PHILJA CURRICULUM REVIEW
On August 14, 2014, PHILJA convened the most brilliant minds in judicial education for a PHILJA Curriculum Review, in response to the directive of the PHILJA Board of Trustees, to re-visit the training curricula and ensure that the substance of PHILJA programs meet the needs of the judiciary and current trends in judicial education.
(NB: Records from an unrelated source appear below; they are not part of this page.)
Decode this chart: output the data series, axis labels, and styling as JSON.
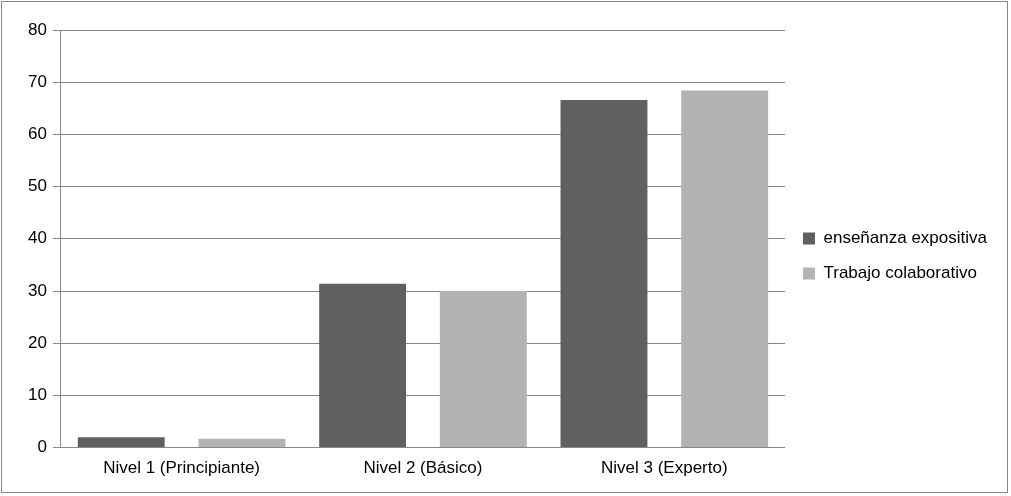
{
  "chart_data": {
    "type": "bar",
    "categories": [
      "Nivel 1 (Principiante)",
      "Nivel 2 (Básico)",
      "Nivel 3 (Experto)"
    ],
    "series": [
      {
        "name": "enseñanza expositiva",
        "color": "#606060",
        "values": [
          2.0,
          31.4,
          66.6
        ]
      },
      {
        "name": "Trabajo colaborativo",
        "color": "#b3b3b3",
        "values": [
          1.7,
          30.0,
          68.4
        ]
      }
    ],
    "ylim": [
      0,
      80
    ],
    "yticks": [
      0,
      10,
      20,
      30,
      40,
      50,
      60,
      70,
      80
    ],
    "grid": "y",
    "legend": "right"
  }
}
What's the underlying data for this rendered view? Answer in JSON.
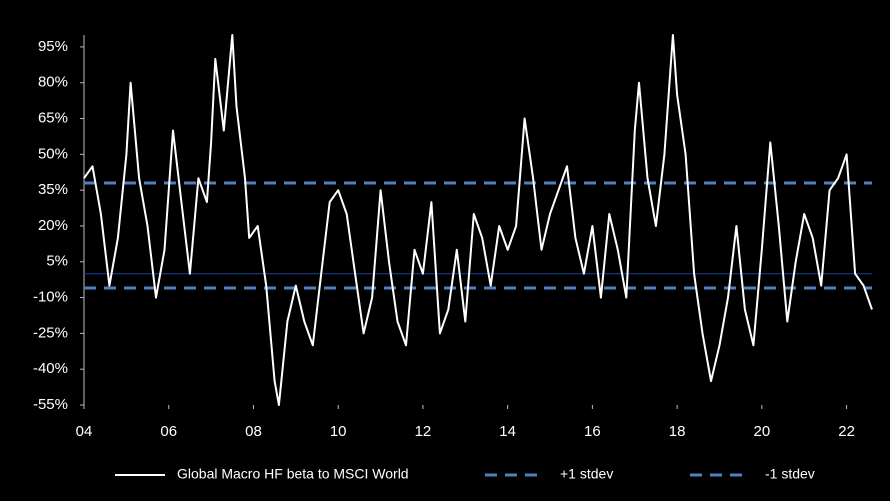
{
  "chart_data": {
    "type": "line",
    "x": [
      2004.0,
      2004.2,
      2004.4,
      2004.6,
      2004.8,
      2005.0,
      2005.1,
      2005.3,
      2005.5,
      2005.7,
      2005.9,
      2006.1,
      2006.3,
      2006.5,
      2006.7,
      2006.9,
      2007.0,
      2007.1,
      2007.3,
      2007.5,
      2007.6,
      2007.8,
      2007.9,
      2008.1,
      2008.3,
      2008.5,
      2008.6,
      2008.8,
      2009.0,
      2009.2,
      2009.4,
      2009.6,
      2009.8,
      2010.0,
      2010.2,
      2010.4,
      2010.6,
      2010.8,
      2011.0,
      2011.2,
      2011.4,
      2011.6,
      2011.8,
      2012.0,
      2012.2,
      2012.4,
      2012.6,
      2012.8,
      2013.0,
      2013.2,
      2013.4,
      2013.6,
      2013.8,
      2014.0,
      2014.2,
      2014.4,
      2014.6,
      2014.8,
      2015.0,
      2015.2,
      2015.4,
      2015.6,
      2015.8,
      2016.0,
      2016.2,
      2016.4,
      2016.6,
      2016.8,
      2017.0,
      2017.1,
      2017.3,
      2017.5,
      2017.7,
      2017.9,
      2018.0,
      2018.2,
      2018.4,
      2018.6,
      2018.8,
      2019.0,
      2019.2,
      2019.4,
      2019.6,
      2019.8,
      2020.0,
      2020.2,
      2020.4,
      2020.6,
      2020.8,
      2021.0,
      2021.2,
      2021.4,
      2021.6,
      2021.8,
      2022.0,
      2022.2,
      2022.4,
      2022.6
    ],
    "series": [
      {
        "name": "Global Macro HF beta to MSCI World",
        "color": "#ffffff",
        "values": [
          40,
          45,
          25,
          -5,
          15,
          50,
          80,
          40,
          20,
          -10,
          10,
          60,
          30,
          0,
          40,
          30,
          55,
          90,
          60,
          100,
          70,
          40,
          15,
          20,
          -5,
          -45,
          -55,
          -20,
          -5,
          -20,
          -30,
          0,
          30,
          35,
          25,
          0,
          -25,
          -10,
          35,
          5,
          -20,
          -30,
          10,
          0,
          30,
          -25,
          -15,
          10,
          -20,
          25,
          15,
          -5,
          20,
          10,
          20,
          65,
          40,
          10,
          25,
          35,
          45,
          15,
          0,
          20,
          -10,
          25,
          10,
          -10,
          60,
          80,
          40,
          20,
          50,
          100,
          75,
          50,
          0,
          -25,
          -45,
          -30,
          -10,
          20,
          -15,
          -30,
          10,
          55,
          20,
          -20,
          5,
          25,
          15,
          -5,
          35,
          40,
          50,
          0,
          -5,
          -15
        ]
      }
    ],
    "reference_lines": [
      {
        "name": "+1 stdev",
        "value": 38,
        "color": "#4f81bd"
      },
      {
        "name": "-1 stdev",
        "value": -6,
        "color": "#4f81bd"
      }
    ],
    "zero_line": true,
    "xlim": [
      2004,
      2022.6
    ],
    "xticks": [
      {
        "value": 2004,
        "label": "04"
      },
      {
        "value": 2006,
        "label": "06"
      },
      {
        "value": 2008,
        "label": "08"
      },
      {
        "value": 2010,
        "label": "10"
      },
      {
        "value": 2012,
        "label": "12"
      },
      {
        "value": 2014,
        "label": "14"
      },
      {
        "value": 2016,
        "label": "16"
      },
      {
        "value": 2018,
        "label": "18"
      },
      {
        "value": 2020,
        "label": "20"
      },
      {
        "value": 2022,
        "label": "22"
      }
    ],
    "ylim": [
      -55,
      100
    ],
    "yticks": [
      {
        "value": -55,
        "label": "-55%"
      },
      {
        "value": -40,
        "label": "-40%"
      },
      {
        "value": -25,
        "label": "-25%"
      },
      {
        "value": -10,
        "label": "-10%"
      },
      {
        "value": 5,
        "label": "5%"
      },
      {
        "value": 20,
        "label": "20%"
      },
      {
        "value": 35,
        "label": "35%"
      },
      {
        "value": 50,
        "label": "50%"
      },
      {
        "value": 65,
        "label": "65%"
      },
      {
        "value": 80,
        "label": "80%"
      },
      {
        "value": 95,
        "label": "95%"
      }
    ]
  }
}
The activity was designed: to develop a strategic training plan based on needs assessment, including skills training, professional development and personal growth; to learn, develop, and adopt new methods in judicial education in relation to emerging trends and technological advances; and to formulate programs which address distinct educational needs and enhance specific skills of judges and court personnel who work in highly specialized areas of law.
PHILJA Chief of Office for Academic Affairs Justice Delilah Vidallon-Magtolis presented the PHILJA Highlights from 2012-2013 which provided: the current state of PHILJA activities; statistics on the core programs completed and their profitability ratings; trends in PHILJA courses; and issues and concerns in the delivery of curricula.By way of introduction to the curriculum review proper, Justice Hilarion L. Aquino, Department of Ethics and Judicial Conduct Chair, and Fr. Ranhilio C. Aquino, Department of Jurisprudence and Legal Philosophy Chair, presented The Problem of Integrity and Teaching of Judicial Ethics and Current Trends and Developments in Judicial Education, respectively.
The PHILJA Curriculum Review was carried out in two discussion sessions: the first was a presentation addressing what judicial training should be, considering the comments and suggestions previously gathered from the Chief Justice and Supreme Court justices; the second was a re-examination of PHILJA programs with department chairpersons/member-representatives presenting their respective comments and suggestions.
Prior to the forum, Chief Justice Maria Lourdes P.A. Sereno provided PHILJA her observations and recommendations for the activity through her paper A Thought Piece on the Philippine Judicial Academy Curriculum Review. SC Associate Justices Martin S. Villarama, Estela M. Perlas-Bernabe, Mario Victor F. Leonen, and Lucas P. Bersamin were also interviewed for their thoughts and comments on enhancing judicial education. The Justices responded to the discussion points given them earlier; Justice Bienvenido L. Reyes addressed the points in a letter. The Justices’ common comments and suggestions placed emphasis on the following: how to conduct pre-trial; skills-based modules, e.g., management, decision writing, strong oral and written skills, court governance to include challenges and developments in judicial processes; apprising judges on latest developments in law, recent legislative acts and SC decisions, rules and procedures; maximizing the benefits of PJP and accreditation from other law schools; ethics; and use of mock trial and interactive case-based simulations to apply critical thinking skills in decision making. The Chief Justice’s thoughtpiece as well as the inputs from the associate justices interviewed proved substantial in the discussions on what judicial training should be and served as the roadmap during the PHILJA Curriculum Review.
Professor Sedfrey M. Candelaria, Head of the Research, Publications and Linkages Office, summarized the comments and recommendations towards the end of the program, which included a proposal to convene another forum to study and approve the new curriculum.
All PHILJA executive officials; 22 department chairpersons, vice chairpersons, and members of the 14 academic departments attended the activity, with 13 PHILJA lawyers and staff assisting.